The New York Times: In October, the venerable scholar Susan Gubar profiled me and FLAT for her monthly “Living With Cancer” column in The New York Times. Gubar is a no-nonsense advocate of cancer patients everywhere. She embodies that rare combination of wisdom, wit, and kindness. I’m honored that she called FLAT a “landmark book” that persuaded her that “breast cancer care must be improved.”
NPR: This Q&A for NPR Shots reached what felt like a new demographic, which was exciting. Thanks to reporter Rachel Cohen for asking such great questions and for her editor, Carmel Wroth, for assigning the piece. Hoping to get the chance to work with NPR in the future!
U.S. News & World Report: This question “do I have to reconstruct” is so simple and yet so complex. No, of course you don’t need to reconstruct. But, sheesh, no one tells us it’s okay not to. Leaving women to sort it out for themselves while, at the same time, digesting a cancer diagnosis. Luckily, that grave omission of a basic choice is changing thanks to articles like this one – which prominently features me and FLAT (naturally).
The Today Show: In early October, I went on live national network television with Kim Bowles, the woman I profiled in my Cosmopolitan.com investigation on sexism in breast cancer care. We spoke to the importance of women’s autonomy in health care decision-making. The bulk of the segment is Kim’s story, but I show up in minute 6.5 to lay down some stats.
Health Magazine ran an excerpt of FLAT in the October 2018 issue. This meant a lot to me because my first bona fide magazine journalism job was as a special projects researcher for Health Magazine back in 1997 when the magazine was based in San Francisco, California.
Last Word On Nothing, a science writing blog, let me go full-on feminist in this Q&A with Christie Aschwanden, a kick-ass science writer: “To be clear, I’m not anti-reconstruction; I’m pro-information. To step into the role of a fully educated health care consumer, a breast cancer patient first needs to be informed of the pros and cons of each option. Unless physicians check their sexism at the door, they won’t be able to fully inform breast cancer patients about the surgical options.”
89.3 WFPL: This 20-minute interview (transcript here) with Laura Ellis, a senior producer at Louisville’s community supported NPR affiliate, was a highlight of my book tour. Ellis is an insightful journalist with a quick wit. We hit it off immediately. She also has an insider’s perspective having dealt with her own breast cancer diagnosis. Unlike me, she chose to reconstruct, and we had a great conversation about the importance of presenting reconstruction as an option, not a requirement.
AfterEllen.com spoke with me about the lack of queer representation in cancer memoir and the dearth of feminist discourse in breast cancer care. “It was the cognitive dissonance between these two worlds – the queer community’s radical body acceptance and the breast cancer community’s policing of cis-het femininity – that gave rise to my book.”

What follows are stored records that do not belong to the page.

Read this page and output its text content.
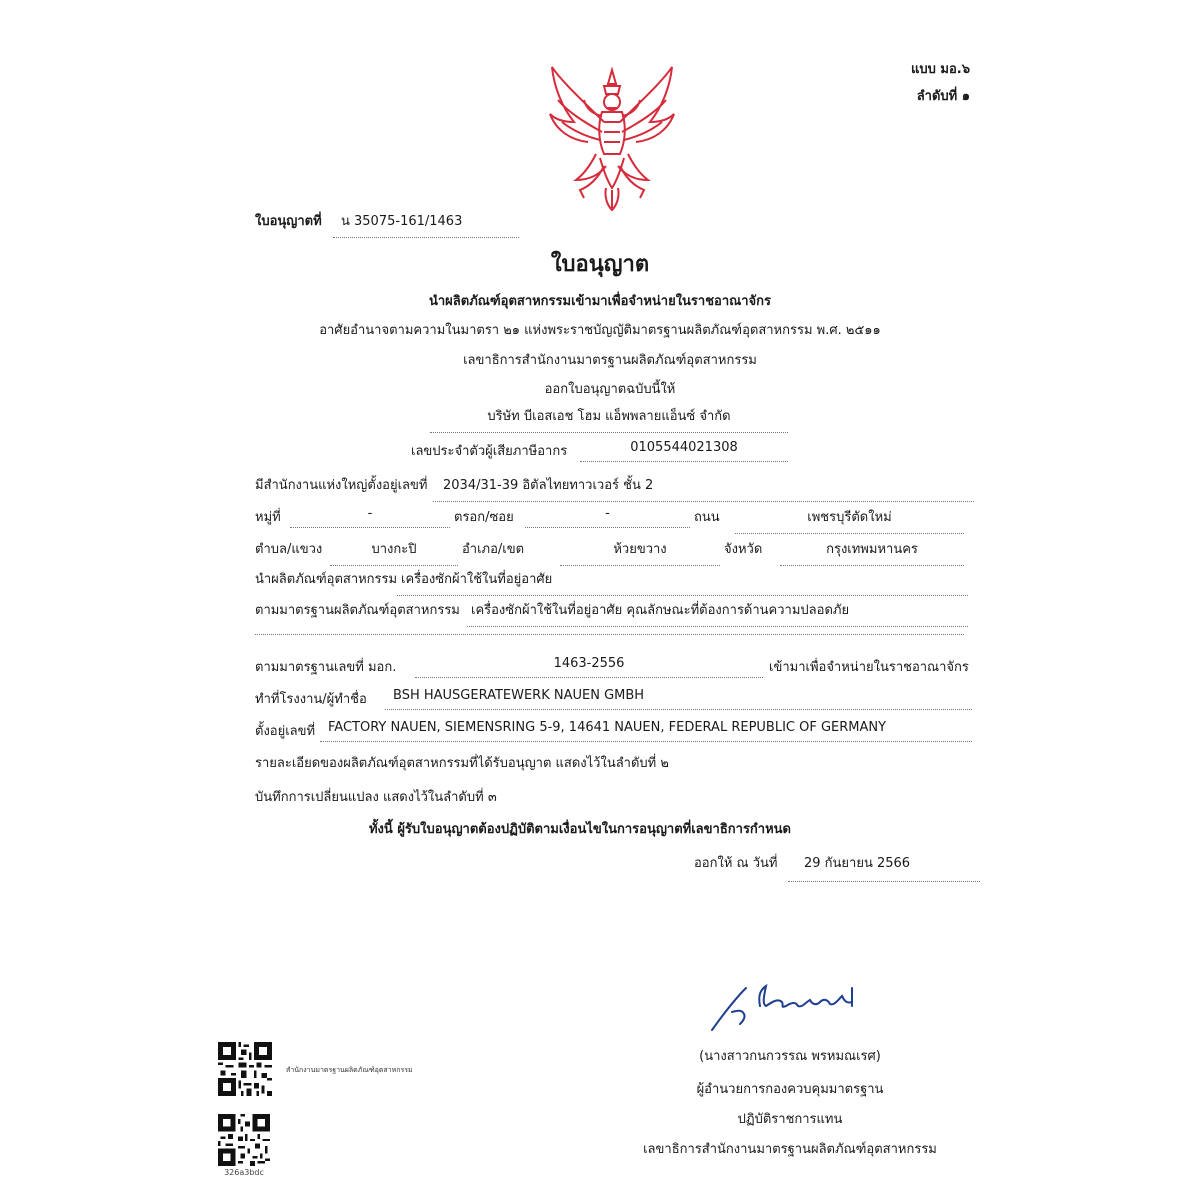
แบบ มอ.๖
ลำดับที่ ๑
ใบอนุญาตที่	น 35075-161/1463
ใบอนุญาต
นำผลิตภัณฑ์อุตสาหกรรมเข้ามาเพื่อจำหน่ายในราชอาณาจักร
อาศัยอำนาจตามความในมาตรา ๒๑ แห่งพระราชบัญญัติมาตรฐานผลิตภัณฑ์อุตสาหกรรม พ.ศ. ๒๕๑๑
เลขาธิการสำนักงานมาตรฐานผลิตภัณฑ์อุตสาหกรรม
ออกใบอนุญาตฉบับนี้ให้
บริษัท บีเอสเอช โฮม แอ็พพลายแอ็นซ์ จำกัด
เลขประจำตัวผู้เสียภาษีอากร	0105544021308
มีสำนักงานแห่งใหญ่ตั้งอยู่เลขที่	2034/31-39 อิตัลไทยทาวเวอร์ ชั้น 2
หมู่ที่	-	ตรอก/ซอย	-	ถนน	เพชรบุรีตัดใหม่
ตำบล/แขวง	บางกะปิ	อำเภอ/เขต	ห้วยขวาง	จังหวัด	กรุงเทพมหานคร
นำผลิตภัณฑ์อุตสาหกรรม เครื่องซักผ้าใช้ในที่อยู่อาศัย
ตามมาตรฐานผลิตภัณฑ์อุตสาหกรรม เครื่องซักผ้าใช้ในที่อยู่อาศัย คุณลักษณะที่ต้องการด้านความปลอดภัย
ตามมาตรฐานเลขที่ มอก.	1463-2556	เข้ามาเพื่อจำหน่ายในราชอาณาจักร
ทำที่โรงงาน/ผู้ทำชื่อ	BSH HAUSGERATEWERK NAUEN GMBH
ตั้งอยู่เลขที่ FACTORY NAUEN, SIEMENSRING 5-9, 14641 NAUEN, FEDERAL REPUBLIC OF GERMANY
รายละเอียดของผลิตภัณฑ์อุตสาหกรรมที่ได้รับอนุญาต แสดงไว้ในลำดับที่ ๒
บันทึกการเปลี่ยนแปลง แสดงไว้ในลำดับที่ ๓
ทั้งนี้ ผู้รับใบอนุญาตต้องปฏิบัติตามเงื่อนไขในการอนุญาตที่เลขาธิการกำหนด
ออกให้ ณ วันที่	29 กันยายน 2566
(นางสาวกนกวรรณ พรหมณเรศ)
ผู้อำนวยการกองควบคุมมาตรฐาน
ปฏิบัติราชการแทน
เลขาธิการสำนักงานมาตรฐานผลิตภัณฑ์อุตสาหกรรม
สำนักงานมาตรฐานผลิตภัณฑ์อุตสาหกรรม
326a3bdc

Yahoo! Lifestyle: Thanks Beth Greenfield at Yahoo!Lifestyle for excerpting “FLAT: Reclaiming My Body From Breast Cancer.” I love talking with health journalists who really get me and understand the importance of giving breast cancer patients the best (most complete) information possible to make good health care decisions.
Cancer Health, a new quarterly magazine, featured an excerpt from FLAT in its Fall issue. If you want to read a free preview FLAT, this is a great way to do it! “Journalist Catherine Guthrie recounts her experience navigating two bouts of breast cancer and cultural expectations of femininity.”
Slate.com published my personal essay back in 2014 when I was still drafting FLAT. I’m thankful to my editor at Slate for seeing the value in talking about flat as a valid choice for breast cancer patients at a time when doctors were wringing their hands about the number of women choosing double mastectomies.